Dezenove estados e o Distrito Federal encerraram o ano de 2025 com as menores taxas de desemprego já registradas desde o início da Pesquisa Nacional por Amostra de Domicílios (Pnad) Contínua, em 2012. Segundo dados divulgados nesta sexta-feira, 20 de fevereiro, pelo Instituto Brasileiro de Geografia e Estatística (IBGE), a média nacional de desocupação foi de 5,6%, o patamar mais baixo da série.
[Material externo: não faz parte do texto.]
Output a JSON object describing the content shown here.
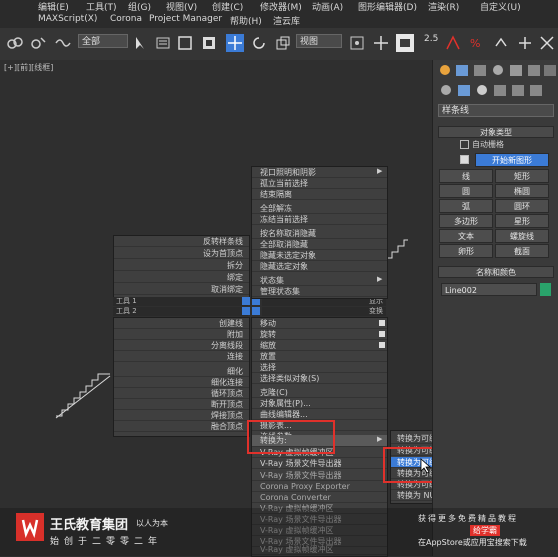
{
  "menubar_top": [
    "编辑(E)",
    "工具(T)",
    "组(G)",
    "视图(V)",
    "创建(C)",
    "修改器(M)",
    "动画(A)",
    "图形编辑器(D)",
    "渲染(R)",
    "自定义(U)"
  ],
  "menubar": [
    "MAXScript(X)",
    "Corona",
    "Project Manager",
    "帮助(H)",
    "渲云库"
  ],
  "toolbar": {
    "selection_filter": "全部",
    "coord_system": "视图",
    "snap_label": "2.5"
  },
  "viewport": {
    "label": "[+][前][线框]"
  },
  "quad_left": {
    "items": [
      "反转样条线",
      "设为首顶点",
      "拆分",
      "绑定",
      "取消绑定"
    ],
    "header1": "工具 1",
    "header2": "工具 2",
    "header1_right": "显示",
    "header2_right": "变换",
    "items2": [
      "创建线",
      "附加",
      "分离线段",
      "连接",
      "细化",
      "细化连接",
      "循环顶点",
      "断开顶点",
      "焊接顶点",
      "融合顶点"
    ]
  },
  "quad_right_top": {
    "items": [
      "视口照明和阴影",
      "孤立当前选择",
      "结束隔离",
      "全部解冻",
      "冻结当前选择",
      "按名称取消隐藏",
      "全部取消隐藏",
      "隐藏未选定对象",
      "隐藏选定对象",
      "状态集",
      "管理状态集"
    ]
  },
  "quad_right_bottom": {
    "items": [
      "移动",
      "旋转",
      "缩放",
      "放置",
      "选择",
      "选择类似对象(S)",
      "克隆(C)",
      "对象属性(P)...",
      "曲线编辑器...",
      "摄影表...",
      "连线参数...",
      "转换为:",
      "V-Ray 虚拟帧缓冲区",
      "V-Ray 场景文件导出器"
    ]
  },
  "quad_extra": [
    "V-Ray 场景文件导出器",
    "Corona Proxy Exporter",
    "Corona Converter",
    "V-Ray 虚拟帧缓冲区",
    "V-Ray 场景文件导出器",
    "V-Ray 虚拟帧缓冲区",
    "V-Ray 场景文件导出器",
    "V-Ray 虚拟帧缓冲区",
    "V-Ray 场景文件导出器"
  ],
  "submenu": {
    "items": [
      "转换为可编辑样条线",
      "转换为可编辑网格",
      "转换为可编辑多边形",
      "转换为可编辑 Poly",
      "转换为可编辑面片",
      "转换为 NURBS"
    ]
  },
  "command_panel": {
    "dropdown": "样条线",
    "object_type_title": "对象类型",
    "autogrid": "自动栅格",
    "start_new_shape": "开始新图形",
    "buttons": [
      "线",
      "矩形",
      "圆",
      "椭圆",
      "弧",
      "圆环",
      "多边形",
      "星形",
      "文本",
      "螺旋线",
      "卵形",
      "截面"
    ],
    "name_color_title": "名称和颜色",
    "object_name": "Line002",
    "object_color": "#2aa36b"
  },
  "watermark": {
    "company": "王氏教育集团",
    "slogan_small": "以人为本",
    "founded": "始创于二零零二年",
    "right_line1": "获得更多免费精品教程",
    "right_line2": "给学霸",
    "right_line3": "在AppStore或应用宝搜索下载"
  },
  "colors": {
    "highlight": "#3b7bd6",
    "annotation": "#e0312b",
    "logo_red": "#d8302a"
  }
}
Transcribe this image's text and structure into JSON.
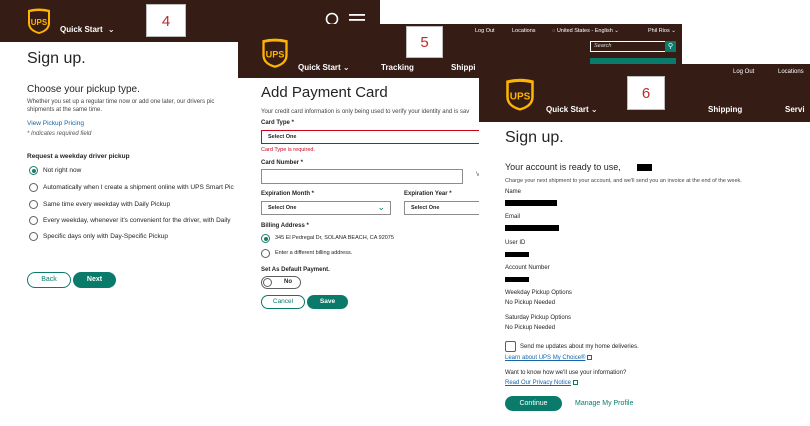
{
  "screen4": {
    "brand": "UPS",
    "nav_quick_start": "Quick Start",
    "step_number": "4",
    "title": "Sign up.",
    "subtitle": "Choose your pickup type.",
    "desc_line1": "Whether you set up a regular time now or add one later, our drivers pic",
    "desc_line2": "shipments at the same time.",
    "view_pricing": "View Pickup Pricing",
    "required_note": "* Indicates required field",
    "question": "Request a weekday driver pickup",
    "options": [
      "Not right now",
      "Automatically when I create a shipment online with UPS Smart Pic",
      "Same time every weekday with Daily Pickup",
      "Every weekday, whenever it's convenient for the driver, with Daily",
      "Specific days only with Day-Specific Pickup"
    ],
    "back_label": "Back",
    "next_label": "Next"
  },
  "screen5": {
    "brand": "UPS",
    "step_number": "5",
    "log_out": "Log Out",
    "locations": "Locations",
    "language": "United States - English",
    "user_name": "Phil Rios",
    "search_placeholder": "Search",
    "nav": [
      "Quick Start",
      "Tracking",
      "Shippi"
    ],
    "title": "Add Payment Card",
    "intro": "Your credit card information is only being used to verify your identity and is sav",
    "card_type_label": "Card Type *",
    "card_type_value": "Select One",
    "card_type_error": "Card Type is required.",
    "card_number_label": "Card Number *",
    "card_number_side": "V",
    "exp_month_label": "Expiration Month *",
    "exp_month_value": "Select One",
    "exp_year_label": "Expiration Year *",
    "exp_year_value": "Select One",
    "billing_label": "Billing Address *",
    "billing_option1": "345 El Pedregal Dr, SOLANA BEACH, CA 92075",
    "billing_option2": "Enter a different billing address.",
    "default_label": "Set As Default Payment.",
    "toggle_value": "No",
    "cancel_label": "Cancel",
    "save_label": "Save"
  },
  "screen6": {
    "brand": "UPS",
    "step_number": "6",
    "log_out": "Log Out",
    "locations": "Locations",
    "nav": [
      "Quick Start",
      "Shipping",
      "Servi"
    ],
    "title": "Sign up.",
    "ready": "Your account is ready to use,",
    "charge_note": "Charge your next shipment to your account, and we'll send you an invoice at the end of the week.",
    "name_label": "Name",
    "email_label": "Email",
    "userid_label": "User ID",
    "account_label": "Account Number",
    "weekday_label": "Weekday Pickup Options",
    "weekday_value": "No Pickup Needed",
    "saturday_label": "Saturday Pickup Options",
    "saturday_value": "No Pickup Needed",
    "updates_label": "Send me updates about my home deliveries.",
    "learn_more": "Learn about UPS My Choice®",
    "want_to_know": "Want to know how we'll use your information?",
    "privacy": "Read Our Privacy Notice",
    "continue_label": "Continue",
    "manage_label": "Manage My Profile"
  },
  "colors": {
    "brand_brown": "#351c15",
    "ups_gold": "#ffb500",
    "accent_teal": "#0a7b6b",
    "error_red": "#d0021b",
    "step_red": "#c0292a",
    "link_blue": "#1665a8"
  }
}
A pesquisa, que visita 211 mil domicílios, considera desocupadas as pessoas com 14 anos ou mais que buscaram vaga efetivamente nos 30 dias anteriores à coleta, abrangendo ocupações formais e informais.
As menores taxas de desocupação do país foram observadas em Mato Grosso, com 2,2%, seguido por Santa Catarina, com 2,3%, e Mato Grosso do Sul, com 3,0%. Completam a lista das unidades federativas com índices reduzidos o Espírito Santo e Rondônia, ambos com 3,3%, o Paraná com 3,6%, o Rio Grande do Sul com 4,0%, Goiás e Minas Gerais com 4,6%, Tocantins com 4,7%, São Paulo com 5,0% e Roraima com 5,1%. Todas essas doze localidades apresentaram índices abaixo da média nacional de 5,6%.
Acima da média do país, figuram a Paraíba com 6,0%, Ceará com 6,5%, Acre com 6,6%, Maranhão e Pará, ambos com 6,8%, e o Distrito Federal com 7,5%. O ranking de maiores desocupações segue com Rio de Janeiro com 7,6%, Sergipe e Amapá com 7,9%, Rio Grande do Norte com 8,1%, Alagoas com 8,3%, Amazonas com 8,4%, Bahia e Pernambuco com 8,7%, e o Piauí, que registrou o maior índice do país com 9,3%. Entre os estados que atingiram mínimas históricas, o Amazonas foi o único a não apresentar queda em relação a 2024, repetindo a marca de 8,4%, enquanto Rondônia, embora tenha fechado com 3,3%, manteve seu recorde pessoal de 3,1% registrado em 2023.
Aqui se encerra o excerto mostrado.